Some people have the perception of a refuge as a grotty hostel but it
couldn’t be more different. It’s about complete rehabilitation;
discovering what has happened and why.”
Charlotte
is now on the frontline fighting against the closure of women’s
refuges. A staggering 32 specialist refuges have closed in the past four
years and many more are under threat. Nearly a third of referrals to
refuges across the country were turned down last year because of lack of
space.
Campaigners say a recent
£10million government funding pledge is a sticking plaster that can only
sustain services for a further two years.
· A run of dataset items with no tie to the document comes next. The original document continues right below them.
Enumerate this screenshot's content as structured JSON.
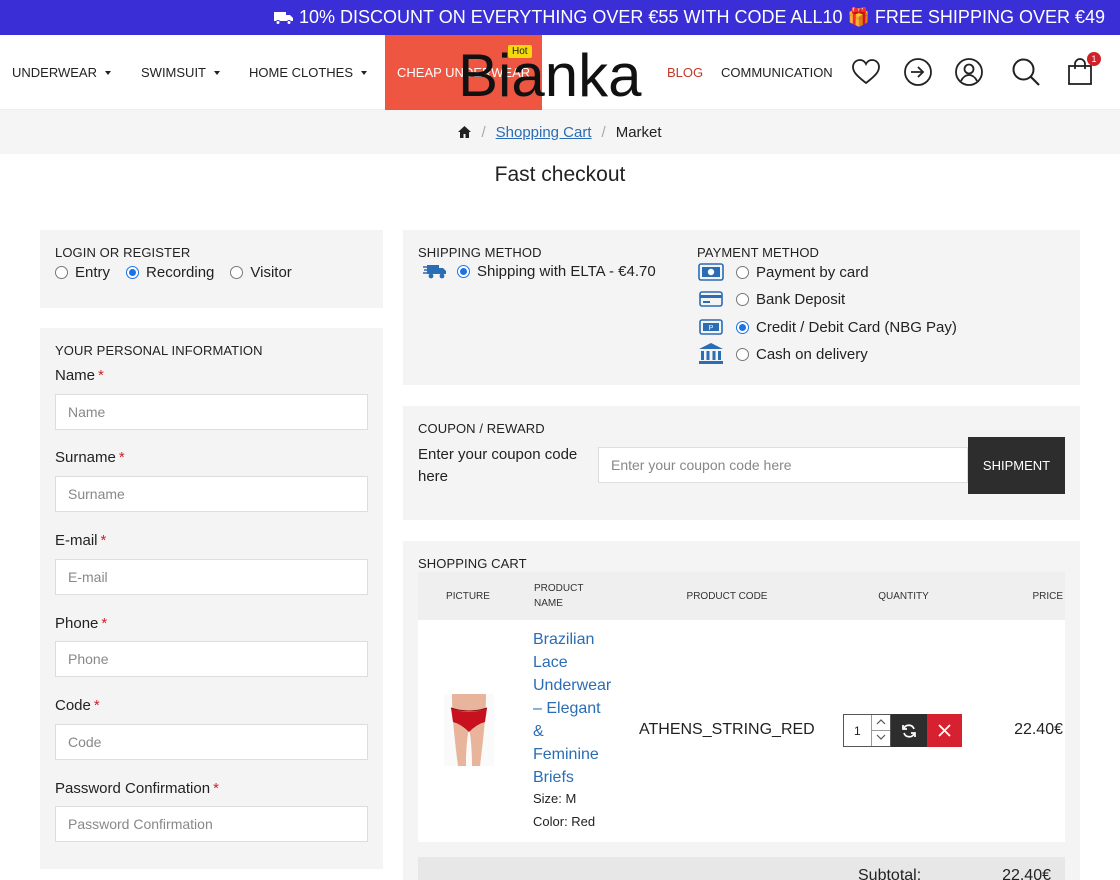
{
  "promo": {
    "text": "10% DISCOUNT ON EVERYTHING OVER €55 WITH CODE ALL10 🎁 FREE SHIPPING OVER €49"
  },
  "nav": {
    "underwear": "UNDERWEAR",
    "swimsuit": "SWIMSUIT",
    "home_clothes": "HOME CLOTHES",
    "cheap_underwear": "CHEAP UNDERWEAR",
    "hot_badge": "Hot",
    "logo": "Bianka",
    "blog": "BLOG",
    "communication": "COMMUNICATION",
    "cart_count": "1"
  },
  "breadcrumb": {
    "cart": "Shopping Cart",
    "current": "Market"
  },
  "page_title": "Fast checkout",
  "login": {
    "heading": "LOGIN OR REGISTER",
    "options": [
      "Entry",
      "Recording",
      "Visitor"
    ],
    "selected": "Recording"
  },
  "personal": {
    "heading": "YOUR PERSONAL INFORMATION",
    "fields": [
      {
        "label": "Name",
        "placeholder": "Name"
      },
      {
        "label": "Surname",
        "placeholder": "Surname"
      },
      {
        "label": "E-mail",
        "placeholder": "E-mail"
      },
      {
        "label": "Phone",
        "placeholder": "Phone"
      },
      {
        "label": "Code",
        "placeholder": "Code"
      },
      {
        "label": "Password Confirmation",
        "placeholder": "Password Confirmation"
      }
    ],
    "required_mark": "*"
  },
  "shipping": {
    "heading": "SHIPPING METHOD",
    "option": "Shipping with ELTA - €4.70"
  },
  "payment": {
    "heading": "PAYMENT METHOD",
    "options": [
      "Payment by card",
      "Bank Deposit",
      "Credit / Debit Card (NBG Pay)",
      "Cash on delivery"
    ],
    "selected": "Credit / Debit Card (NBG Pay)"
  },
  "coupon": {
    "heading": "COUPON / REWARD",
    "label": "Enter your coupon code here",
    "placeholder": "Enter your coupon code here",
    "button": "SHIPMENT"
  },
  "cart": {
    "heading": "SHOPPING CART",
    "columns": {
      "picture": "PICTURE",
      "name": "PRODUCT NAME",
      "code": "PRODUCT CODE",
      "quantity": "QUANTITY",
      "price": "PRICE"
    },
    "item": {
      "name": "Brazilian Lace Underwear – Elegant & Feminine Briefs",
      "size": "Size: M",
      "color": "Color: Red",
      "code": "ATHENS_STRING_RED",
      "quantity": "1",
      "price": "22.40€"
    },
    "subtotal_label": "Subtotal:",
    "subtotal_value": "22.40€"
  },
  "colors": {
    "promo_bg": "#3a2fd6",
    "hot_nav_bg": "#ee5641",
    "accent_red": "#d0202a",
    "link": "#2a6db5",
    "dark_button": "#2d2d2d"
  }
}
The Sun’s #GiveMeShelter campaign is calling for a long-term funding strategy and the reinstatement of 32 refuges.
While
funds last, Charlotte and her dedicated team continue to provide beds
and specialist support for nine women and up to 21 children who have
fled violence and threatening and controlling behaviour in the south of
England.
Charlotte’s shelter resembles a
bright and breezy holiday cottage with women busily sharing cooking and
washing chores while their children play outside in a well-kept garden.
Each family lives independently under her
roof but crucially has access to specialist support from onsite Family
Support Workers, Counselling and health support. There are weekend trips
to the cinema for kids and family visits to the seaside and local
farms.
Crucially, the refuge team
distribute food vouchers, toys, toiletries, bedding and school uniform
vouchers . The families they help often flee their homes in fear of
their lives with only seconds to spare. They have nothing.
The
44-year-old mum-of-three still recalls the terror she felt at the hands
of her own seemingly charming partner – and the courage it took to
leave him.
She said: “I met him in 1994
when I was a single mum with a 6 month old son (his dad left us when he
was 10 days old) and my brother was dying from leukemia. Looking back I
can see that I was quite vulnerable.
“My
mum had also been married twice, both times in abusive relationships, so
in a perverse way, violence in relationships was normal to me.
“But
Wayne seemed different. One of the things I found most appealing about
him was that he was incredibly attentive. He wanted to know what I was
doing, where I was going and whom I was with? At the time, I thought:
‘Wow, he loves me so much.’
“I’d heard he
had previously abused women but I didn’t believe it or didn’t want to
believe it. Now I know that all the danger signs were there.”
Charlotte’s
perception of Prior as an ideal partner was first shattered at a
wedding in the summer of 1995. She recalled: “He’d been drinking all day
and became verbally aggressive so I said I wanted to go home and asked
him for the car keys. I started walking towards the car, which was at
the end of a long drive. Suddenly he attacked me, punching the back of
my head so forcefully that I rolled down a steep bank. Then he punched
me in the face repeatedly.”
Charlotte, a
former recruitment consultant, ran back to the wedding desperately
seeking the help of Prior’s parents. Chillingly, they said little and
drove her home in near silence.
“That’s
the point where I should have left,’ Charlotte reflects poignantly, “But
the next day he came round crying, devastated – so I let him in and
forgave him. I wanted to believe he’d never do it again. I didn’t
question what I was doing. I felt so sorry for him.”
Prior’s violent tendencies flared in six-month cycles. At the end of 1995 he tried to kill Charlotte for the first time.
She
recalled: “We had gone out and returned to our flat when he suddenly
flipped. He pulled me out of bed, straddled me and repeatedly punched my
head. He said: ‘I’m going to kill you’ before biting a chunk out of my
neck and ripping out my flesh. Then he dragged me by my hair out to the
kitchen and got a knife, which he tried to kill me with. I grabbed the
blade and he eventually slid onto the floor. I ran.”
Police
put a restraining order on Prior, a carpenter, but the arch manipulator
convinced Charlotte he was a desperate alcoholic who needed help and
she dropped all charges.
Charlotte went on
to have two children with Prior against a backdrop of continual abuse
and harassment that continued until his conviction in 2011.
She
said: “It took a final serious assault for me to leave him. He tried to
strangle and stab me so the next day I went to a solicitor with some
money borrowed from my mum and got a non-molestation order. He breached
it immediately and was arrested. Thankfully, that was the beginning of
the end.”
The Police investigation
uncovered two of Prior’s ex girlfriends with similar experiences who
were also prepared to bring charges against him.
Eventually,
Lewes Crown Court heard Prior admit seven counts of actual bodily harm,
two counts of making threats to kill and one of common assault against
the three women from 1993 to 2010. He was sentenced to imprisonment and
is currently living on licence in Devon.